Attention: Baby Boomers. Here are seven mortgage facts you may not have been aware of.
If you’re a Baby Boomer (born between 1946 and 1964), chances are you’ve gone through the home buying process at least once before. You’ve probably helped friends or family members purchase their own homes. You may even consider yourself a mortgage industry veteran or an expert. But in a field as deep and detailed as this one, there’s always something new to learn. Here are seven mortgage facts that every Baby Boomer should know.
You may even consider yourself a mortgage industry veteran or an expert. But in a field as deep and detailed as this one, there’s always something new to learn.
1. You don’t need to pay 20% down
While a 20% down payment is standard practice and a general rule of thumb for many home buyers, it’s not required! With most Conventional loans you can pay as little as 3% down, though if you pay less than 20% you’ll have to buy private mortgage insurance. It doesn’t sound great, but in some cases, paying less than 20% can make more sense. Say you’ve found the perfect house. If you have sufficient income to pay your monthly mortgage payments but don’t have 20% saved up for a down payment, your best bet may be to put down what you have right then and there to secure the home of your dreams.
2. It’s harder for self-employed borrowers to get mortgages
If you’re your own boss, you’ll probably have to jump through a few more hoops when you’re applying for a mortgage. The extra steps shouldn’t be too much of a problem if you go about them the right way, but it’s often easier for someone with a standard, salaried job to secure a loan. If you’re self-employed, you’ll need to supply several years’ worth of tax returns to prove your income is consistent and sustainable into the future. For a more in-depth look at the self-employed mortgage process, check out the blog post linked below!
3. Some kinds of mortgages may fit your situation better than others
There are plenty of ways you can customize a mortgage loan, and you’d be wise to take advantage of them. When you’re shopping for a loan, you’ll want to weigh the pros and cons of fixed-rate and adjustable-rate mortgages as they relate to your financial situation. A fixed-rate loan can be great when interest rates are low and you’re planning on staying in the home for a long time, but an ARM can make more sense if rates are likely to drop and you’re planning on moving in a few years. You should do the same thing with the length of the loan term. A shorter term will give you higher monthly payments and lower interest, but a longer term will do the opposite. It’s all about what works best for you!
4. Paying $100 more per month can shave five years off your loan
It’s common sense to think that making extra mortgage payments can increase your equity and reduce your debt more quickly, but it’s easy to sleep on just how powerful it can be. Paying just $100 extra than your minimum payment can knock five years off your loan and save you more than $30,000 in interest payments! An extra $200 a month takes eight and a half years off your mortgage and saves you more than $50,000 in total interest. Sounds like it may be in your best interest to try and pay a little extra where you can.

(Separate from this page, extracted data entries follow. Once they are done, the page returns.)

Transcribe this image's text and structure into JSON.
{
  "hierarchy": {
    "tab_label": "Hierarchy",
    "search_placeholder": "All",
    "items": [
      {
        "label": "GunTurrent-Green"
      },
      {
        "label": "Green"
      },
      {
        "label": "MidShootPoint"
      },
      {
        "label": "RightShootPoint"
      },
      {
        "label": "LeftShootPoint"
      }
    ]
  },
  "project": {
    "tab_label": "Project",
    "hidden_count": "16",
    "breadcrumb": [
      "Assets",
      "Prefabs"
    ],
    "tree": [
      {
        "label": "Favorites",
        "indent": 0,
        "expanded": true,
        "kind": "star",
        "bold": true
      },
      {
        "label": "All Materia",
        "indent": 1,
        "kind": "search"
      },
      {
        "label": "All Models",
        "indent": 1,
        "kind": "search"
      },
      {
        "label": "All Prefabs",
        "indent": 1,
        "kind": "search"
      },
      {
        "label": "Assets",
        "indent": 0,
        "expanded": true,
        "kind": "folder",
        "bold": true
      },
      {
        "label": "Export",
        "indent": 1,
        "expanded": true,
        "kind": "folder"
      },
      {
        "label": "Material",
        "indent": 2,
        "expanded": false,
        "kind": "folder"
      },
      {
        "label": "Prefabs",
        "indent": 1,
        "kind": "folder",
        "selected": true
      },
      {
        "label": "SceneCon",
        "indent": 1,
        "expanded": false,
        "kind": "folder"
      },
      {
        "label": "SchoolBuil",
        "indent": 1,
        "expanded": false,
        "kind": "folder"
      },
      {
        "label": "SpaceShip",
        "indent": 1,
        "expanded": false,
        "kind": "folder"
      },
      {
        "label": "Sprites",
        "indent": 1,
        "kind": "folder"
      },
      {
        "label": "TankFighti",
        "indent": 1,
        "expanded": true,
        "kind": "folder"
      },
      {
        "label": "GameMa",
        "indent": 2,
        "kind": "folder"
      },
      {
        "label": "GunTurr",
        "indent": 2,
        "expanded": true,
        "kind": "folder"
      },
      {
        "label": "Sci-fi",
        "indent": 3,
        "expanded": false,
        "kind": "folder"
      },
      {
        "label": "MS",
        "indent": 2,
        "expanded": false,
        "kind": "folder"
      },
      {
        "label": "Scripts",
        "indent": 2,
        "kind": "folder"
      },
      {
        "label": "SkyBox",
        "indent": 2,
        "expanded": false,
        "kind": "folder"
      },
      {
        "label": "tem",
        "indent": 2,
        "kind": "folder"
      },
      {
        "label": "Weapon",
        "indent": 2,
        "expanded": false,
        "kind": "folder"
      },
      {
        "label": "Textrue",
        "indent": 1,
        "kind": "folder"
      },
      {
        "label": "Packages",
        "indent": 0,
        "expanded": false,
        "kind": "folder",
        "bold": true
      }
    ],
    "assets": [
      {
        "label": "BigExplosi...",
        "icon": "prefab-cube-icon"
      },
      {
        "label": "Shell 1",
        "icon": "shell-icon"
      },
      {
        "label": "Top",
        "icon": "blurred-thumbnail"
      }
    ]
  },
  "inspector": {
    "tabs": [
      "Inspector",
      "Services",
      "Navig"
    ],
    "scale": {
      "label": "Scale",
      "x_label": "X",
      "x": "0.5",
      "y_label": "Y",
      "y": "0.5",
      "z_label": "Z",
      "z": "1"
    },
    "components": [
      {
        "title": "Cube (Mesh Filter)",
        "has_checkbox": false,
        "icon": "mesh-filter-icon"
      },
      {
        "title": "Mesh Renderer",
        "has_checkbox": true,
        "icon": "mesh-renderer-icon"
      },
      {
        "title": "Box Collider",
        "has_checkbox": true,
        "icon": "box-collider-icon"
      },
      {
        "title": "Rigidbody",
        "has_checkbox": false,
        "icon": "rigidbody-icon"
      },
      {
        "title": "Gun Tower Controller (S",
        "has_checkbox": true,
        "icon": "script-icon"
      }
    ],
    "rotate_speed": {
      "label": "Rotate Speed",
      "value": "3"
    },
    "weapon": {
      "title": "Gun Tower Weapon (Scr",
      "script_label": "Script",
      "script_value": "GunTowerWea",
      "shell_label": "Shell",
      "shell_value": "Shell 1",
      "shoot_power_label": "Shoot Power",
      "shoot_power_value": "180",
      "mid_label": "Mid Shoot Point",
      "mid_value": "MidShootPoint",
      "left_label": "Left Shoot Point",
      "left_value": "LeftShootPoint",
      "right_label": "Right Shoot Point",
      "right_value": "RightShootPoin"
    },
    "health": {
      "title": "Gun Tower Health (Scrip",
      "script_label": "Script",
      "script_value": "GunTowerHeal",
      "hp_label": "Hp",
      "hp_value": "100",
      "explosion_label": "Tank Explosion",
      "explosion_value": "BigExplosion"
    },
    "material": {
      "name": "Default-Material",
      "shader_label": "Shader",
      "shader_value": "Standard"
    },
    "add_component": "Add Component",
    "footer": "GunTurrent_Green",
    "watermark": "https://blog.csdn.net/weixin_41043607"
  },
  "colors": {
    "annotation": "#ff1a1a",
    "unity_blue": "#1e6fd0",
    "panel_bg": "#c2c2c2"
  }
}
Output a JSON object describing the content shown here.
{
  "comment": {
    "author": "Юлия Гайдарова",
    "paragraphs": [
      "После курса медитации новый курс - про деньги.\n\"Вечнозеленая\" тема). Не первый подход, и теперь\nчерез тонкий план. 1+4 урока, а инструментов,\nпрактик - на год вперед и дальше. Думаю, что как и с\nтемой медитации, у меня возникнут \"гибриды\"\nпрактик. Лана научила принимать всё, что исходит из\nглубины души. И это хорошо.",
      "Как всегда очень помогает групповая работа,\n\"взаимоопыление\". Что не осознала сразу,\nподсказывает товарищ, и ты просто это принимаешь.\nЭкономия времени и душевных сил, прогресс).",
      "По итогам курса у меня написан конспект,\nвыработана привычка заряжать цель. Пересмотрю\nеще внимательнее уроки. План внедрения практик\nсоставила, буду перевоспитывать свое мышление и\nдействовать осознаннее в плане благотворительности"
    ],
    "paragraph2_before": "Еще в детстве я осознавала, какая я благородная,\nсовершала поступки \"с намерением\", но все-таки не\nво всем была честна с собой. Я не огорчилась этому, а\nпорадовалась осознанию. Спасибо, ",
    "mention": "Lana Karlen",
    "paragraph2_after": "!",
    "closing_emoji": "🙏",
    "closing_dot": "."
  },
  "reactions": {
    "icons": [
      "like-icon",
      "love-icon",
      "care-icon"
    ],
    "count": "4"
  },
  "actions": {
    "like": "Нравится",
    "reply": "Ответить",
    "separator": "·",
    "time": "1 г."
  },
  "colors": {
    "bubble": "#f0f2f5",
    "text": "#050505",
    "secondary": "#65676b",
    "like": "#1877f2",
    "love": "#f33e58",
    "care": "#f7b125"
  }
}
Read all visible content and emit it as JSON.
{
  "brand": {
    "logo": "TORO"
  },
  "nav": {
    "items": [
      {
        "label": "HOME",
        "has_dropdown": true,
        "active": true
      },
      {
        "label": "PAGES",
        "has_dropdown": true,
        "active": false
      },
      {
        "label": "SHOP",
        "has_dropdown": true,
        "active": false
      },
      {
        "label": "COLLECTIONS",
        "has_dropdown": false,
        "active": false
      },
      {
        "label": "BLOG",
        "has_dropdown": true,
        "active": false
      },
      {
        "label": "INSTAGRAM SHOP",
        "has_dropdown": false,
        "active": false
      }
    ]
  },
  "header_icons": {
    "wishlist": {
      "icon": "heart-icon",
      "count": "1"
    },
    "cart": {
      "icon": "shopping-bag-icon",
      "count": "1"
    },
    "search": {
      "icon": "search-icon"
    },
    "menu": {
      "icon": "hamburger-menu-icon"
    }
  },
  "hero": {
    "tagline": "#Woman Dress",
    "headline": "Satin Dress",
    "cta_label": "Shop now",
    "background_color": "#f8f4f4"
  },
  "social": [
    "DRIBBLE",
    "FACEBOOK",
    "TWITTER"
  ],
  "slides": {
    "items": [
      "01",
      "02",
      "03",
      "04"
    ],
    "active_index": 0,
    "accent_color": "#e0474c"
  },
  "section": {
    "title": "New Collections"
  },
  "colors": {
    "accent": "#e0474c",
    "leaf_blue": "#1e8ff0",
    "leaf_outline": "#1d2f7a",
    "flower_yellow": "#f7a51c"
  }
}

5. A good credit score can save you thousands of dollars
While we’re on the topic of saving money, do you know just how much power a credit score has over your interest rate? A low credit score can keep you from getting offered some great interest rates, which could save you tens of thousands of dollars in the long run. The difference in total interest paid between a 760 credit score and a 620 score on a 30-year fixed mortgage is upward of $80,000! It’s probably a good idea to get that credit score up as high as you can before you apply for a mortgage.
6. Income over assets
When it comes to getting a mortgage, income is king. You could have a million dollars sitting in the bank, but if your income is deemed insufficient, you could still have trouble getting pre-approved for a mortgage. Lenders care more about your income than your assets because they want to be sure that you’ll be able to make your monthly payments. They’ll look at your debt-to-income ratio and compare everything you owe with what you’re bringing in. And they don’t want to see the former overshadow the latter.
When it comes to getting a mortgage, income is king.
7. It’s best to enter retirement mortgage-free
If you’re thinking about retiring soon, it’s a good idea to try and pay as much of your mortgage, if not all of it, off before you stop working. During retirement, you’ll probably be living off less income than you were while you were working, so those mortgage payments might hit a little harder. Having your home paid off can help you feel more at ease as you journey into the next chapter of your life with mainly property taxes, home insurance, and maintenance to worry about. It may even be worth it to work a part-time job just to be done with your mortgage for good!